I basically see this in the output screen every time I am trying to set two non-boolean types equal to each other using a binary operator.

What I do not understand is, if the compiler goes on and compiles it but displays [I@60e53b93 (which seems to me to be an address), is it because it is using arr as an object or is it because it is actually working and the loop is running infinitely?

So what I was trying to do was just experiment with arrays and see what I could do with them because it's been a while since I worked with Java.

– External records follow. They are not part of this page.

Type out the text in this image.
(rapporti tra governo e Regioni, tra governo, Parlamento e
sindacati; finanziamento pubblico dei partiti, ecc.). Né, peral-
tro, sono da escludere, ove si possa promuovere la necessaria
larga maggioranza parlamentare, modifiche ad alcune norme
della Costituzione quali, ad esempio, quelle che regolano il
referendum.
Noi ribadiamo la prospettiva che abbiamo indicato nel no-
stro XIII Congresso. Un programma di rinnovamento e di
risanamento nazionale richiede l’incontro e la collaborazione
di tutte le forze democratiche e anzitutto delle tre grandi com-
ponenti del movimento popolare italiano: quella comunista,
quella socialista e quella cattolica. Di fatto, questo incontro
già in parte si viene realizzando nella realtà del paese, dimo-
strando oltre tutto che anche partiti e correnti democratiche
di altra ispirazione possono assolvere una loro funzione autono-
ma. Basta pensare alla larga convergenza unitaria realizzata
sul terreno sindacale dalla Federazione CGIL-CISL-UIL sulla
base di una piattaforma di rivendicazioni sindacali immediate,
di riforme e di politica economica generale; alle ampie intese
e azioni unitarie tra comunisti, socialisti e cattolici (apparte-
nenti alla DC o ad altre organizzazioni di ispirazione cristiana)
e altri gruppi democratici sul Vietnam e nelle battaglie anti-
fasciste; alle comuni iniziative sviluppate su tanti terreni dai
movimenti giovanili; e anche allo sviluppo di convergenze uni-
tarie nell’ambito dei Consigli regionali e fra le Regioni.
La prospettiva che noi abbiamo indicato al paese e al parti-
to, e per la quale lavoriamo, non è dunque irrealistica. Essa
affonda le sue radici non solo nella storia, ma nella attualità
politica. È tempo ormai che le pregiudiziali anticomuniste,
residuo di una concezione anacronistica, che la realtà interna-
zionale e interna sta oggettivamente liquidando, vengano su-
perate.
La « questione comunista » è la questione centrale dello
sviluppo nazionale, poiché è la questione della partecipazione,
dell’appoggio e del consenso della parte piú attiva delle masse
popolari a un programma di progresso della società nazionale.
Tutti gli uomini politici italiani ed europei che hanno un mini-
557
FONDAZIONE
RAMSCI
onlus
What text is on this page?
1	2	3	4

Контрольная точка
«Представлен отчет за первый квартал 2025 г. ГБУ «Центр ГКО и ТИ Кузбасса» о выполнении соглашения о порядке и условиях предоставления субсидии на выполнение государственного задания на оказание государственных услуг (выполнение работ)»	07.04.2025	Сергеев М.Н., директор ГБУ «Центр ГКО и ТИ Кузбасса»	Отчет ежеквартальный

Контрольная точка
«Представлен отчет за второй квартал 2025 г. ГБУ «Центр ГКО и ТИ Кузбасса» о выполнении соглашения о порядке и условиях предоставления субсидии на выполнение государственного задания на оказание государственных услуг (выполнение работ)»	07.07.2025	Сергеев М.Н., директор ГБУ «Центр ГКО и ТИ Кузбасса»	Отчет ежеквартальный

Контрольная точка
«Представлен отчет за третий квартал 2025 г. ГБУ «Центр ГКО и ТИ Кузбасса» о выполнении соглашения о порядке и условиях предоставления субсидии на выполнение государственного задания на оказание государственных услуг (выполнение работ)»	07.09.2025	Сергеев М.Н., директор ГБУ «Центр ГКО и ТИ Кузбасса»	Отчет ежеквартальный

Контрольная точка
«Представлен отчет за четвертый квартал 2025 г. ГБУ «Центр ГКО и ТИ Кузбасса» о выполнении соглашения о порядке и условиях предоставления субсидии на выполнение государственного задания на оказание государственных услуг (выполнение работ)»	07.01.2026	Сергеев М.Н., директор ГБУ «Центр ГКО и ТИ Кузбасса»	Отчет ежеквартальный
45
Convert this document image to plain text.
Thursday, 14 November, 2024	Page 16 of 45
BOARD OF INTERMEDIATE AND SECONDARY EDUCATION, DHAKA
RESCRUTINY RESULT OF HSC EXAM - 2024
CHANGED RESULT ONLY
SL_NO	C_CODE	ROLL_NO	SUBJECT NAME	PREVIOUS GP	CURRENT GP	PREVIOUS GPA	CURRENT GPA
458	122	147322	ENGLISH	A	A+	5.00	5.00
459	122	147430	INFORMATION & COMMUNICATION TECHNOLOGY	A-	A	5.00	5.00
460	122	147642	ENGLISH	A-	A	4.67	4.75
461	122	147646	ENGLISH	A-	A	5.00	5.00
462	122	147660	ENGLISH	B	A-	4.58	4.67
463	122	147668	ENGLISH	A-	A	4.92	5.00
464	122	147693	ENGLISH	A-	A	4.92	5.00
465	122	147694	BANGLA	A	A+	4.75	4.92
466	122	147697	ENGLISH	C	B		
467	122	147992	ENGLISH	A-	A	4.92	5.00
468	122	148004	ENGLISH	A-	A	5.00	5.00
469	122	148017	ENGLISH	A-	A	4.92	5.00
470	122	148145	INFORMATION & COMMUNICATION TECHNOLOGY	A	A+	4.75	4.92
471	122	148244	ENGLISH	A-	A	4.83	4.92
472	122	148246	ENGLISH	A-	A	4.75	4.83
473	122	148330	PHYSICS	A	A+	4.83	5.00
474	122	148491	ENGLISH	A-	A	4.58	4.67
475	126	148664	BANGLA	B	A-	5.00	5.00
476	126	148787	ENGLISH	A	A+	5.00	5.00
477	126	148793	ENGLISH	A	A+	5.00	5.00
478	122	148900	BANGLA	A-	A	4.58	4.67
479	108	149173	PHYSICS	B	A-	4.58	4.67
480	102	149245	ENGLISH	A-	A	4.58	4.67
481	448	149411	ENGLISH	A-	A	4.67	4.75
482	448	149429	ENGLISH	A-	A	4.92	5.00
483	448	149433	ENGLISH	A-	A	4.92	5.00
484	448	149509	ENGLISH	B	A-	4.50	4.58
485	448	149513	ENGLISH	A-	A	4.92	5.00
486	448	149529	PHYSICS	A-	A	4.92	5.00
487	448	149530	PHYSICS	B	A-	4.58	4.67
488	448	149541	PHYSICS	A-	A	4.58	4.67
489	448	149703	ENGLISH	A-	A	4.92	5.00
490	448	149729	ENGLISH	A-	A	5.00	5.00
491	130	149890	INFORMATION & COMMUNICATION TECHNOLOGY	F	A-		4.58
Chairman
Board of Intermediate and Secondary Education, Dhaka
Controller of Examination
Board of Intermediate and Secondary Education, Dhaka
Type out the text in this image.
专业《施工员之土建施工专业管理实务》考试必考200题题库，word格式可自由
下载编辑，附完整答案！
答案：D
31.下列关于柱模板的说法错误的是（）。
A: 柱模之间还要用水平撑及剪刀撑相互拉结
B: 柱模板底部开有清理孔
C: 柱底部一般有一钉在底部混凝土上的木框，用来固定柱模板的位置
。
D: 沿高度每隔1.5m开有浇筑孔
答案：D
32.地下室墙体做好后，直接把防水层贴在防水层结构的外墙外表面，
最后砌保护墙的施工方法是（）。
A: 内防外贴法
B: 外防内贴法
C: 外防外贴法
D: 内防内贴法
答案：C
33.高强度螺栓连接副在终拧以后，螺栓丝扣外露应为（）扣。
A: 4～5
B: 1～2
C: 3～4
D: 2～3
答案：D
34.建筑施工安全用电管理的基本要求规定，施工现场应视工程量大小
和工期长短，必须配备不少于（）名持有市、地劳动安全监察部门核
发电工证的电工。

So what I basically did was:

    int [] arr = {1,2,3,4,5,6};
    int[]arar={1,2,3,4,5,6};
    while (arar==arr){
        arr[0]=2;
    }

    System.out.println(arr);

and so I was basically expecting a red flag but then the code ran and displayed [I@60e53b93 which I did not understand why?

Can somebody explain this to me and if possible how I can display the array arr even if it is in a continuous loop?

Answer 1

Because arr is just a reference to an array. It's not the content of the array. The reference holds the memory location where the actual content of the array is. Calling toString() on an Object will by default output its memory location. (toString() will implicitly be called by System.out.println)

Every object in Java has a toString() method. Though you can call System.out.println basically on everything. Some objects have a custom toString implementation and print something useful, and others (like arrays) just print their memory location.

If you want to display the array contents, you have to loop over the array:

for(int elem : arr) {
  System.out.println(elem);
}

Answer 2

Two things are going on here:

• arr will never equal arar because == uses reference equality; since arr and arar can be modified independently, they aren't the same object.
• System.out.println(anyArray) will always display output like yours, because arrays don't have a useful toString function.

You can solve both problems by using static methods from Arrays:

while (Arrays.equals(arr, arar)) {
  ...
}
System.out.println(Arrays.toString(arr));